Ed Vaizey given a figleaf to face Tim Berners Lee on Wednesday?


There is apparently a 'net neutrality summit' on Wednesday, as reported in the broadsheets but not on the UK Culture Ministry website. Apparently it will have ISPs and content providers, plus BBC and hopefully Skype, as well as Tim Berners Lee who can look on in stupefaction as everyone pretends to agree with him. I have no idea whether any public programme has been produced - so perhaps it should be called a closed-doors meeting.
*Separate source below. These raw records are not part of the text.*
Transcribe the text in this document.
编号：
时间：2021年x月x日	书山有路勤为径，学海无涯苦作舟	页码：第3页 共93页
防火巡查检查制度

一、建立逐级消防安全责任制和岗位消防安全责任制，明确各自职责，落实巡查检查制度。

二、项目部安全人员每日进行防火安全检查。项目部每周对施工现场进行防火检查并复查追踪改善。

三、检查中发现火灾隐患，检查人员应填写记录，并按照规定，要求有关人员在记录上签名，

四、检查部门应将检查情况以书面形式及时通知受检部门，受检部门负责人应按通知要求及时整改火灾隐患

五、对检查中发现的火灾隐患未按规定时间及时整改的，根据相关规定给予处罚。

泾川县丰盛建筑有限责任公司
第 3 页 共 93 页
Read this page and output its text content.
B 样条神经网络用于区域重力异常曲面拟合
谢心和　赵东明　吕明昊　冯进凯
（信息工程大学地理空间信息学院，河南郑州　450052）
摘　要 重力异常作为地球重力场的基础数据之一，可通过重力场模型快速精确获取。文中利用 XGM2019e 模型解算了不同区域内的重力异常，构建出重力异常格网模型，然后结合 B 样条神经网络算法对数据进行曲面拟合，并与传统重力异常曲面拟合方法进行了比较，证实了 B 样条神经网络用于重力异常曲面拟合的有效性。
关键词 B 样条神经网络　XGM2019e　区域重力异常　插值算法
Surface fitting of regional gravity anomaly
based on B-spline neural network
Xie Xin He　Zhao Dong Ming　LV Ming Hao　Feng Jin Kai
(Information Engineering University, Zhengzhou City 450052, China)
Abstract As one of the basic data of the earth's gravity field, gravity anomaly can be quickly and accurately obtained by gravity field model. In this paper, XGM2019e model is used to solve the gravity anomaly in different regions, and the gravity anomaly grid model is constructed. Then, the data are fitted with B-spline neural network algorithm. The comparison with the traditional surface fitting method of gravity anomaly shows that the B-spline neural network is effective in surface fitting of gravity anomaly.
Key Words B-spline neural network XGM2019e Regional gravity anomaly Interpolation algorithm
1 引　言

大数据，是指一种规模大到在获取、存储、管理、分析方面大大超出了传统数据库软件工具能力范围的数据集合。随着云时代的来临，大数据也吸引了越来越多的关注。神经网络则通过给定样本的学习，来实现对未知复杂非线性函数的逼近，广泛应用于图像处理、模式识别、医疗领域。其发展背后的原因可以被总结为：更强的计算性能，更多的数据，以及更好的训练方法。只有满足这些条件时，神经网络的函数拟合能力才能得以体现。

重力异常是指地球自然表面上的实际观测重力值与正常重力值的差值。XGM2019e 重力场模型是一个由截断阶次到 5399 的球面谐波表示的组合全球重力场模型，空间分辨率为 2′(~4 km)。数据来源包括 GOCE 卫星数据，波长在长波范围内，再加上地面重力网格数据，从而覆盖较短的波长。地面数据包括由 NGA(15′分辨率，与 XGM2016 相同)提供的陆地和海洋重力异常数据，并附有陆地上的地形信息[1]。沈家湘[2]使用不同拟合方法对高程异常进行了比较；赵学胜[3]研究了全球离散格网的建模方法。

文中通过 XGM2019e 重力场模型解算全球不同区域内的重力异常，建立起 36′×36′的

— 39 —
In advance, it has seen a spin attempt to appear to be doing something by UK consumer ISPs via the Broadband Stakeholders Group, an odd government funded but industry-run creature. This is effectively some consumer ISPs taking seriously their commitments in the 'voluntary' Code Ofcom published in December 2008 as well as those Ofcom signed up to in the new EC rules (Directives 136/2009/EC - especially Article 20 - and 140/2009/EC), which have to be implemented in May. Its worth noting that ISPs have been on the naughty step with Ofcom since March 2010 for failing to provide any credible traffic management information, as they had 'agreed' in December 2008.
It gives Ed Vaizey something to stammer back when Tim BL tells him he's doing nothing to enforce consumer rights on net neutrality. So it's a stitch-up: progress is glacial, and this is only transparency, not actual regulation for non-discrimination.